EDITORIAL

It’s good to know that the issues hurting the United States’ weak educational system are finally being addressed. According to the school board of Greene County, Georgia, the biggest problem preventing students from learning to their fullest potential is not one of funding, tutoring or curricula: Students are struggling because they are forced to attend school with members of the opposite sex.

The Associated Press (AP) reports that Greene County would become the first county in the United States to adopt a policy of gender segregation, in an effort to ameliorate “poor test scores, soaring dropout rates and high numbers of teenage pregnancies.”

The logic behind trying to solve the issues students face by segregating them is flawed to a level that is almost comical.

Teenage pregnancy can be prevented only by teaching students of both genders the repercussions of sexual activity and allowing them to learn what options they have to prevent unplanned pregnancies, should they choose to be sexually active. The notion that relegating girls and boys to different schools will repress sexual urges and thwart their interaction is ludicrous. Gender division cannot prevent contact between the sexes outside of the school environment.
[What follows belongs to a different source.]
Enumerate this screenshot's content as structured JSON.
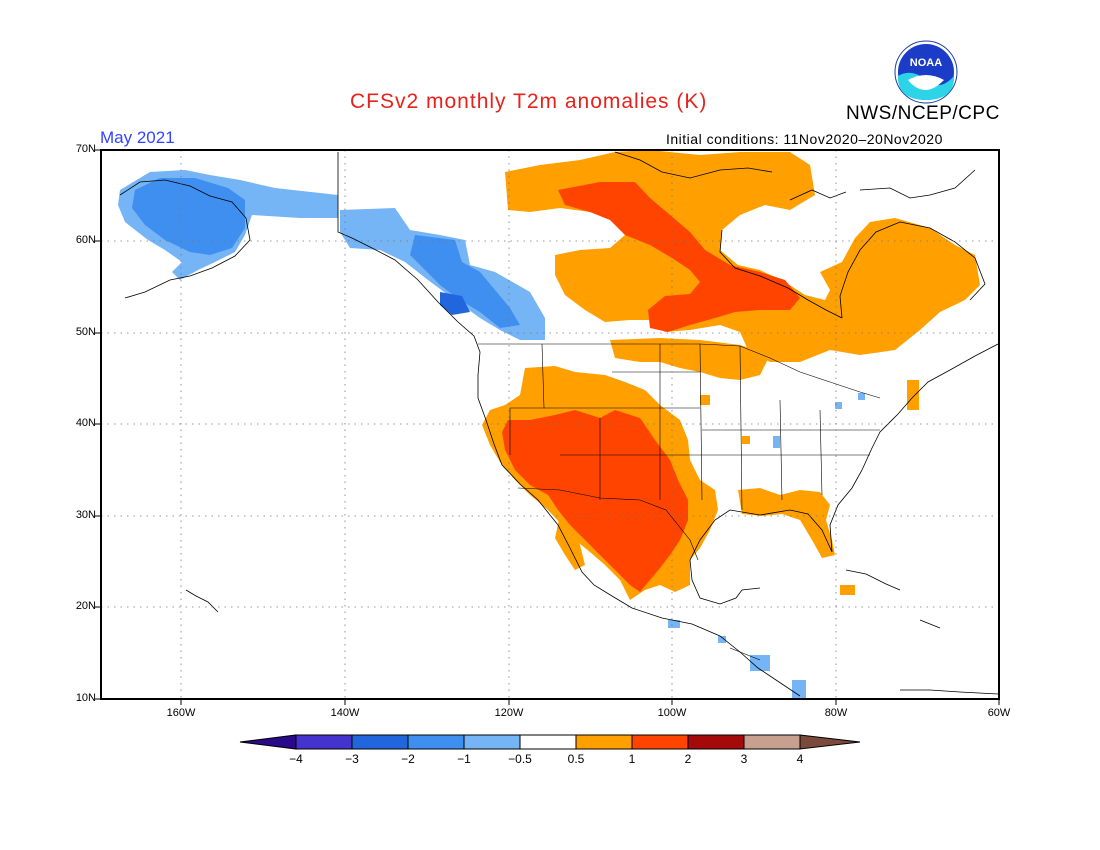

Greene County’s decision is also finding some adversaries the school board may not have expected. A spokesperson for the National Association for Single Sex Public Education, an advocacy group, told the AP that the decision was shedding poor publicity on the movement. But the movement might not have needed any help in this respect.

The group’s Web site declares that single-sex schools allow students to focus and break down gender stereotypes. In reality, segregation reinforces them. The primary support for Greene County’s decision is research showing that boys and girls learn differently, Superintendent Shawn McCullough said.

Greene County’s decision is a knee-jerk reaction. The school board hopes to spur better academic results, but they are going about it all wrong.

Here are some other burgeoning problems public schools may want to address: Schools in the poorest neighborhoods are punished with poor funding. High school education has become a system of elaborate test prep courses lining the pockets of testing companies. Society has refused to stand up and appropriately compensate the most influential members of society – teachers. Until these issues are resolved, students in the U.S. public school system will suffer regardless of gender.